A ação mais recente foi uma nova edição da Operação Ágata, uma ação do exército que, desde 2011, atua em todos os pontos de fronteira do Brasil. Entre março e maio de 2019, o alvo foi a região Sul do país. Nessas ocasiões, o Exército leva para a região veículos blindados Guaranis, anfíbios, equipados com canhão e metralhadora e com autonomia de combustível de até 600 quilômetros. A operação contou com a parceria das polícias militar, civil, federal e rodoviária, além do corpo de bombeiros e agências fiscalizadoras estaduais e federais, como o Instituto Brasileiro do Meio Ambiente e dos Recursos Naturais (Ibama) e as receitas federal e estadual.
Ainda assim, para o monitoramento diário, o contingenciamento constante de recursos limita o número de profissionais dedicados à rotina de investigar o contrabando na região. A Polícia Federal não informa o total de pessoal dedicado à fiscalização da região, por questões estratégicas. É também o caso da Receita Federal, que explica, via assessoria de imprensa: “O número de servidores não é revelado por uma questão de estratégia institucional. Os servidores da Receita Federal que atuam diretamente na repressão ao contrabando e descaminho não estão localizados somente nas unidades de fronteira”.
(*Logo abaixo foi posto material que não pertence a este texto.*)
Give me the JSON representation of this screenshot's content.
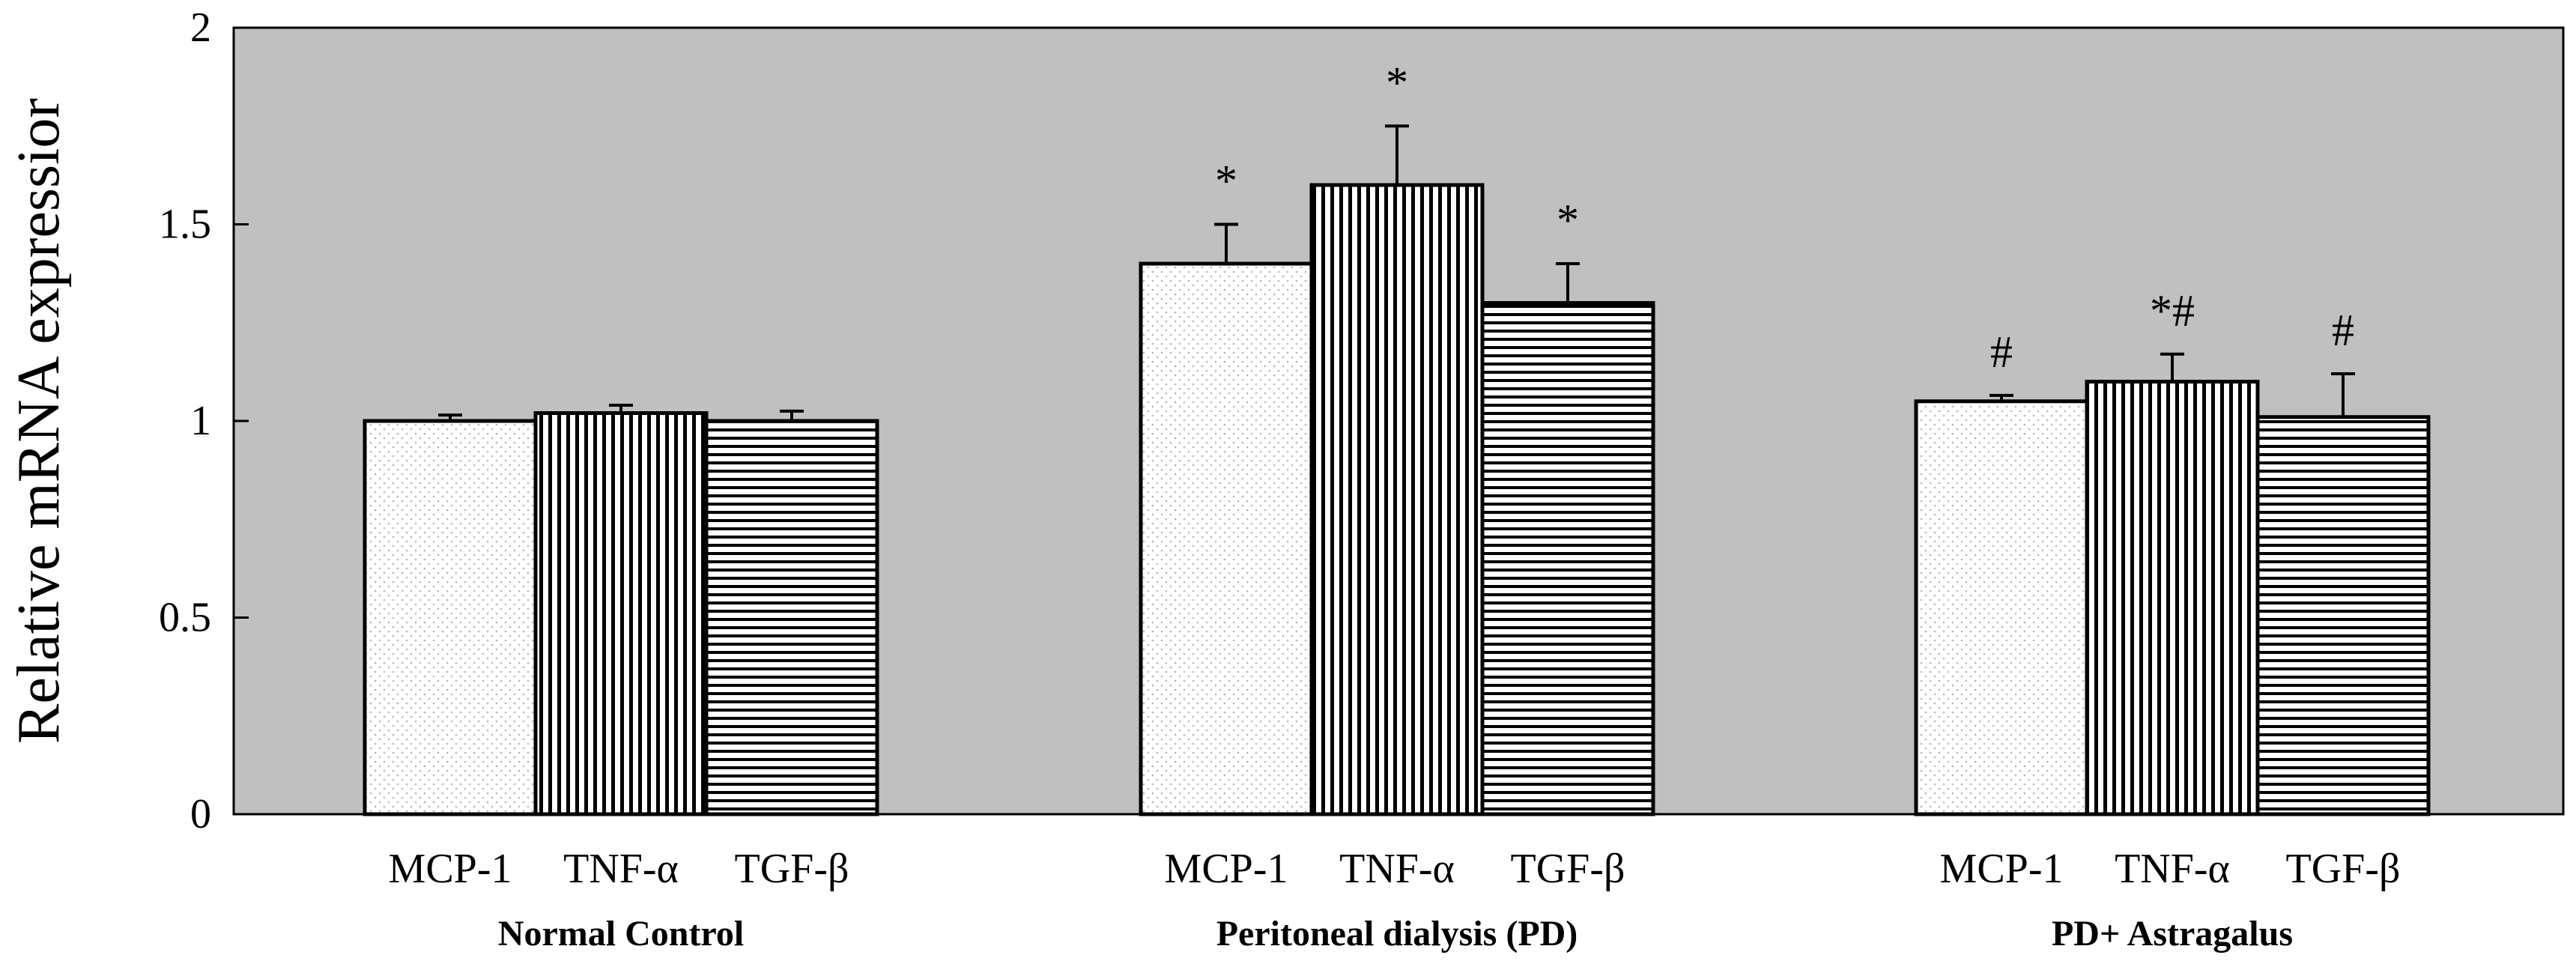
{
  "chart_data": {
    "type": "bar",
    "ylabel": "Relative mRNA expressior",
    "ylim": [
      0,
      2
    ],
    "yticks": [
      0,
      0.5,
      1,
      1.5,
      2
    ],
    "ytick_labels": [
      "0",
      "0.5",
      "1",
      "1.5",
      "2"
    ],
    "grid": false,
    "background_color": "#c0c0c0",
    "series": [
      {
        "name": "MCP-1",
        "pattern": "dots"
      },
      {
        "name": "TNF-α",
        "pattern": "vertical"
      },
      {
        "name": "TGF-β",
        "pattern": "horizontal"
      }
    ],
    "groups": [
      {
        "name": "Normal Control",
        "bars": [
          {
            "label": "MCP-1",
            "value": 1.0,
            "error": 0.015,
            "annotation": ""
          },
          {
            "label": "TNF-α",
            "value": 1.02,
            "error": 0.02,
            "annotation": ""
          },
          {
            "label": "TGF-β",
            "value": 1.0,
            "error": 0.025,
            "annotation": ""
          }
        ]
      },
      {
        "name": "Peritoneal dialysis (PD)",
        "bars": [
          {
            "label": "MCP-1",
            "value": 1.4,
            "error": 0.1,
            "annotation": "*"
          },
          {
            "label": "TNF-α",
            "value": 1.6,
            "error": 0.15,
            "annotation": "*"
          },
          {
            "label": "TGF-β",
            "value": 1.3,
            "error": 0.1,
            "annotation": "*"
          }
        ]
      },
      {
        "name": "PD+ Astragalus",
        "bars": [
          {
            "label": "MCP-1",
            "value": 1.05,
            "error": 0.015,
            "annotation": "#"
          },
          {
            "label": "TNF-α",
            "value": 1.1,
            "error": 0.07,
            "annotation": "*#"
          },
          {
            "label": "TGF-β",
            "value": 1.01,
            "error": 0.11,
            "annotation": "#"
          }
        ]
      }
    ]
  }
}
A Receita Federal informa que, além das equipes nas unidades de fronteira como Foz do Iguaçu, Guaíra, Mundo Novo, Ponta Porã e Corumbá, possui equipes de repressão em lugares estratégicos por onde o contrabando pode ser escoado para o interior do país. O órgão também mantém dois helicópteros baseados em Curitiba, equipados com câmeras de longo alcance e visão noturna. Também se utiliza de veículos com tração quatro por quatro e lanchas nas unidades aduaneiras portuárias.
Mas o órgão aponta que a redução do orçamento atrapalha o trabalho: “A cada ano a falta de concursos públicos e as restrições orçamentárias impostas aos órgãos federais fazem com que as equipes venham ficando menores”.